Tag: kidney beans

two bean goulash thing

I looked at the remaining kidney beans, and I really felt that they weren’t going to make a substantial meal, so I bunged a load of black eyed beans into soak. I know you don’t generally need to soak/boil them, but these were quite elderly, so I thought it best.

On Sunday morning, I nipped round to the Turkish greengrocer and bought six red peppers, a huge mound of broad beans in their pods, a bunch of flat parsley, two aubergines, and two courgettes. And an enormous tin of tomato puree for 99 pence!

So on Sunday, into the slow cooker went three red peppers and two onions, thinly sliced, plus four carrots and a courgette, some diced chorizo from the very old one I found in back of the fridge, and a little olive oil. And a bit later, four diced cloves of garlic, because you can’t have too much garlic.

Left that for a while to soften the veg, then added the remainder of the kidney beans, the black eyed beans (which I had boiled for 30 minutes earlier). I put half the tomato purée in a bowl, added about a glass of red wine left over from the other night, and some water, then added that to the slow cooker. Also added some bay leaves, and chopped fennel leaves, from my herb garden. Seasoned it a bit and left it for a couple of hours.

I’d made some barley bread (because i found some barley flour in the flour cupboard) in the morning and left it to rise, so baked that off to accompany the bean stew. It was so gorgeous we went back for seconds, and there’s still a load left.
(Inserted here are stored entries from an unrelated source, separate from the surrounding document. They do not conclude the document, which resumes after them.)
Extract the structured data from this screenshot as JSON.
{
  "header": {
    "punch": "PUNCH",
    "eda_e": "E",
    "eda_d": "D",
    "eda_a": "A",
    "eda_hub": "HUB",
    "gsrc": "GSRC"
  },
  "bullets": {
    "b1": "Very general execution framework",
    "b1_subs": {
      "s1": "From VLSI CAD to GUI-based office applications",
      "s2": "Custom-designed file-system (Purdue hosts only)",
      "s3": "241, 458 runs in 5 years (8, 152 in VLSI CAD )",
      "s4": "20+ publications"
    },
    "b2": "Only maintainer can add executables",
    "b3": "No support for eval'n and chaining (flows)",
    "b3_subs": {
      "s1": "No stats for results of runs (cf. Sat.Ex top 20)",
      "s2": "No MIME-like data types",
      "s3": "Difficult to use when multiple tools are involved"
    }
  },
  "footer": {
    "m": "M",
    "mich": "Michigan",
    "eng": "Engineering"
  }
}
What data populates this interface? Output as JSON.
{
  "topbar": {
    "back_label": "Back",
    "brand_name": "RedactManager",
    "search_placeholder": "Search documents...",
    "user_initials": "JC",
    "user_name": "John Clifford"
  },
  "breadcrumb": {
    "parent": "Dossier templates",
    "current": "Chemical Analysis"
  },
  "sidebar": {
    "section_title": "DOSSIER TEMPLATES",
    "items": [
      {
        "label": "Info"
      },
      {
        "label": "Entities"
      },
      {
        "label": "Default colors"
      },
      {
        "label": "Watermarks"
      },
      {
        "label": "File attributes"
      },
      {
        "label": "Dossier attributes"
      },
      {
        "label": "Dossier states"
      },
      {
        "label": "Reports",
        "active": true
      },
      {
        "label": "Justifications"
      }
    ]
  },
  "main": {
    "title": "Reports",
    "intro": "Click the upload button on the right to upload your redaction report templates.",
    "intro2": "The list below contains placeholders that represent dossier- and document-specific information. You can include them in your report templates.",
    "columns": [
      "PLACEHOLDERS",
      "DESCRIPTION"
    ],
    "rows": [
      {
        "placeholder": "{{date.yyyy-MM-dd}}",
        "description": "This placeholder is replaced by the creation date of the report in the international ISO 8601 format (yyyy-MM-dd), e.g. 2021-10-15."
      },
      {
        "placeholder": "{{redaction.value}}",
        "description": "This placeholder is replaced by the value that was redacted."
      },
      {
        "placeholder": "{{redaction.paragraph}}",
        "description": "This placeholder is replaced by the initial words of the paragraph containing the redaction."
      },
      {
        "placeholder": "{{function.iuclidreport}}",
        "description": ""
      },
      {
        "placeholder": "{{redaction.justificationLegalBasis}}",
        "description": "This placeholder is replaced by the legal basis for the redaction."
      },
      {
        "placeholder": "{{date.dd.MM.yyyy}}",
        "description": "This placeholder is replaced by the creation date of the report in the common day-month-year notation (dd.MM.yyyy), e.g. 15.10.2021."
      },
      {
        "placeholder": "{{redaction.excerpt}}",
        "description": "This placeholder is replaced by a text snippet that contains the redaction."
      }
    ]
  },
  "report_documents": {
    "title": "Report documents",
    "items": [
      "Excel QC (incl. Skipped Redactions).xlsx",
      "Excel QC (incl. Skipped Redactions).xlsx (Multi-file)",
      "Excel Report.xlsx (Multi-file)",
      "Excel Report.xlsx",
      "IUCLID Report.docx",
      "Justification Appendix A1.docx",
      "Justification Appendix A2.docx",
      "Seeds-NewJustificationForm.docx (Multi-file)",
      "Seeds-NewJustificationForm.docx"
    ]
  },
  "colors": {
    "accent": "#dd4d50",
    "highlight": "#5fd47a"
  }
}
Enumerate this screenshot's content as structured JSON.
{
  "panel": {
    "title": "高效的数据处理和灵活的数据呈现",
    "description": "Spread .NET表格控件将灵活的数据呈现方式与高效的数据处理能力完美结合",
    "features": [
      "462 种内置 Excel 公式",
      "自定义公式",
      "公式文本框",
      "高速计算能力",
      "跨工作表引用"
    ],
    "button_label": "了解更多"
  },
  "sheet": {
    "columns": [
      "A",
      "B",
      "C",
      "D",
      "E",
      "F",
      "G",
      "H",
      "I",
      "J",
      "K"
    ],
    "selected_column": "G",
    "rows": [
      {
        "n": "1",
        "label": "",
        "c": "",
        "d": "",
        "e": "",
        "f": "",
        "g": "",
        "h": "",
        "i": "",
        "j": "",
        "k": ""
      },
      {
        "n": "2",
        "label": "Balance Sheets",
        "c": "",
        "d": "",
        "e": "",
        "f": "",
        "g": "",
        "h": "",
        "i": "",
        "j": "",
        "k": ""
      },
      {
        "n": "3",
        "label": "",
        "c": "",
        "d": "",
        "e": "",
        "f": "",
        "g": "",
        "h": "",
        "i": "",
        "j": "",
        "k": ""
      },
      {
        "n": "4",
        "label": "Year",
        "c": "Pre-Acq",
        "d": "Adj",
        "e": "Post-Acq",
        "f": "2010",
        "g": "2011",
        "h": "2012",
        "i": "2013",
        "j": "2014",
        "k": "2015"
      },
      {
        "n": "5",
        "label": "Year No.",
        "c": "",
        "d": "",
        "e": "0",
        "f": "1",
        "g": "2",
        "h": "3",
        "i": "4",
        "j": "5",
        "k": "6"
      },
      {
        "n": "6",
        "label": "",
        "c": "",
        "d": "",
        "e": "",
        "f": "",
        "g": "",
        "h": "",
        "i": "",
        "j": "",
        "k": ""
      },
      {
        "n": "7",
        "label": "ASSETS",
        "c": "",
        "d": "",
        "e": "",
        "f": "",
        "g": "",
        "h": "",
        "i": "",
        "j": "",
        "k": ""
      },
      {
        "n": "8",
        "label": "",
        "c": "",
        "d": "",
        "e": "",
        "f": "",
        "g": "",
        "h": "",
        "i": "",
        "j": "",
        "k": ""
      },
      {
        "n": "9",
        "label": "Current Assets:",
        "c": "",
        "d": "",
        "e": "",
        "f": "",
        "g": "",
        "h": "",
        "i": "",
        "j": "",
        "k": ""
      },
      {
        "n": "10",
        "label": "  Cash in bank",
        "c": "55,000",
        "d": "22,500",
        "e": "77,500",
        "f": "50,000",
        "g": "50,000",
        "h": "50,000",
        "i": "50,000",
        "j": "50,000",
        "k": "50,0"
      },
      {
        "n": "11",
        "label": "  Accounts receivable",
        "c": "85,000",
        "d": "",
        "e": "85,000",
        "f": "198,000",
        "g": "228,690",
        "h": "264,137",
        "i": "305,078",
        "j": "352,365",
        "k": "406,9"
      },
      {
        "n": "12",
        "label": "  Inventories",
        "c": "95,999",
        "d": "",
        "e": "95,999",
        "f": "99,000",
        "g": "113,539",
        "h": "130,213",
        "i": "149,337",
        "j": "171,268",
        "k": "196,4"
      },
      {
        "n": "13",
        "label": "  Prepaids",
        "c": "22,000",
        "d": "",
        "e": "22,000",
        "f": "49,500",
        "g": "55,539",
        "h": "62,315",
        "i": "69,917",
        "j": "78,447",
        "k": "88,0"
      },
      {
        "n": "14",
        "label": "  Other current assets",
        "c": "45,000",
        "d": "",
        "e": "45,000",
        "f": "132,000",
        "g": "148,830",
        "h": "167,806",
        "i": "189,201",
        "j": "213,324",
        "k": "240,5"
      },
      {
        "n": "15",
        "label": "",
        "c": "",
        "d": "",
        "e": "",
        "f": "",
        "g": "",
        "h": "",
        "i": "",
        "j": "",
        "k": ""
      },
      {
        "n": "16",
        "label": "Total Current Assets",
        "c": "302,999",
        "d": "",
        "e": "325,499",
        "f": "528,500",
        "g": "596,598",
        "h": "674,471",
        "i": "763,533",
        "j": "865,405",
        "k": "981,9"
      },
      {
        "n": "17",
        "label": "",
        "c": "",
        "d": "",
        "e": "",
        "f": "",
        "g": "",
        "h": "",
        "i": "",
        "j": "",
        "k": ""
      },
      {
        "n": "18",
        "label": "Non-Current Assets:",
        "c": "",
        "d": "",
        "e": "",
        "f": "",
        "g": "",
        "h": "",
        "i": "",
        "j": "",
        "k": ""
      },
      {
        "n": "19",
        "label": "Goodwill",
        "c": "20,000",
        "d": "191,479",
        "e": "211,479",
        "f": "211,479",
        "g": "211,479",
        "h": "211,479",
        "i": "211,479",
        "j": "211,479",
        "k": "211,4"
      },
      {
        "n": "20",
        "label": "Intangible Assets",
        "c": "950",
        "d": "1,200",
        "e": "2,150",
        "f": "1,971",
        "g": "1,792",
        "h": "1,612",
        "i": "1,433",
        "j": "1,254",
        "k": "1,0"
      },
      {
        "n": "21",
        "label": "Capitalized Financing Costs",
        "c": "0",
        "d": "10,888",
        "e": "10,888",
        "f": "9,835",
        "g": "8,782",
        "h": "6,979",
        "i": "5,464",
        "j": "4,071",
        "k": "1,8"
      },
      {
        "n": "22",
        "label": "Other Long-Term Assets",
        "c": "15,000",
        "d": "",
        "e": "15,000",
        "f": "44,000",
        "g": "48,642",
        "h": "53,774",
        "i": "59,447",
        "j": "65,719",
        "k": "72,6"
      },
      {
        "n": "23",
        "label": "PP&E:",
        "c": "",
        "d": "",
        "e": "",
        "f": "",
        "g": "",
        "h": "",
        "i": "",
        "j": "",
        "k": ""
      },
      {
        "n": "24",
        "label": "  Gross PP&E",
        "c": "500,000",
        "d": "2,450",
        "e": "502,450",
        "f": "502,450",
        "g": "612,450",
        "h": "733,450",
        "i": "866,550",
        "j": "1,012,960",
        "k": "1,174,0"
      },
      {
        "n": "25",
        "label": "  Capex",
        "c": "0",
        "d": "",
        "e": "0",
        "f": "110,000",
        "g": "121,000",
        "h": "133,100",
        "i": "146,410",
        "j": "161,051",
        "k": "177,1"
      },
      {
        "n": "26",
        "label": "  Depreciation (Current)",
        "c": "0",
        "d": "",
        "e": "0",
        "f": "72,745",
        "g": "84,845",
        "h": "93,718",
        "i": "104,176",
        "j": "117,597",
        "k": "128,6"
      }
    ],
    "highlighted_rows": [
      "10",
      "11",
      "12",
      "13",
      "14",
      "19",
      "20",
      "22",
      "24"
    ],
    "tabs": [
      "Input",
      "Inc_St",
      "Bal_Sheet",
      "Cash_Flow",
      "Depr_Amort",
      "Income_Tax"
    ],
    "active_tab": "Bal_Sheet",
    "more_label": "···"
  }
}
The rest of the tomato purée was mixed with the last of the red wine and a little water, and put in the freezer. That’s really cracking value, and I shall be using it again.

Using up:
black eyed beans
barley flour

tuna and kidney bean salad

I put a stack of kidney beans into to soak on Thursday night, and boiled them up in the slow cooker on Friday. I really do recommend slow cookers for beans – they don’t fill the kitchen with steam, they don’t need topping up, the beans don’t stick.

On Saturday, I made a tuna and bean salad with what I was hoping would be half the beans, but for once I had underestimated (we normally have Far Too Many Beans when I used dried), so I had to have a mull. Which I did, and the reply comes next.

Into a bowl went the beans, a well drained can of tuna fish, some chopped onion, some coriander leaves, enough mayo to stir it together, and some lime juice, salt and pepper. It was very nice, except it lacked … something. I don’t know what. But the flavour wasn’t all that nice.I shall mull.

But it was quick and cheap, and used up beans, so that’s OK.

a couple of roast peppers

We had a couple of roasted yellow peppers languishing in the fridge in a jar – not enough to do anything substantial with, but needed using up all the same.

Working at home, lunches get very samey – usually soup, bread and cheese or cold meat, although I have to be careful with cheese now 🙁   So occasionally, we branch out and do something a tad more exotic, and the peppers proved to be inspiration.

I chopped an onion in half and sliced it thinly, then sautéd it in some olive oil with some chopped garlic. Added some ras el hanout and stirred it about, then added the peppers, thinly sliced.  Then in went a can of drained kidney beans, and a little stock made from Marigold bouillon and some arrowroot to thicken it). Warmed it all through for about 10 minutes.  We ate it with toasted wholemeal pitta – delicious!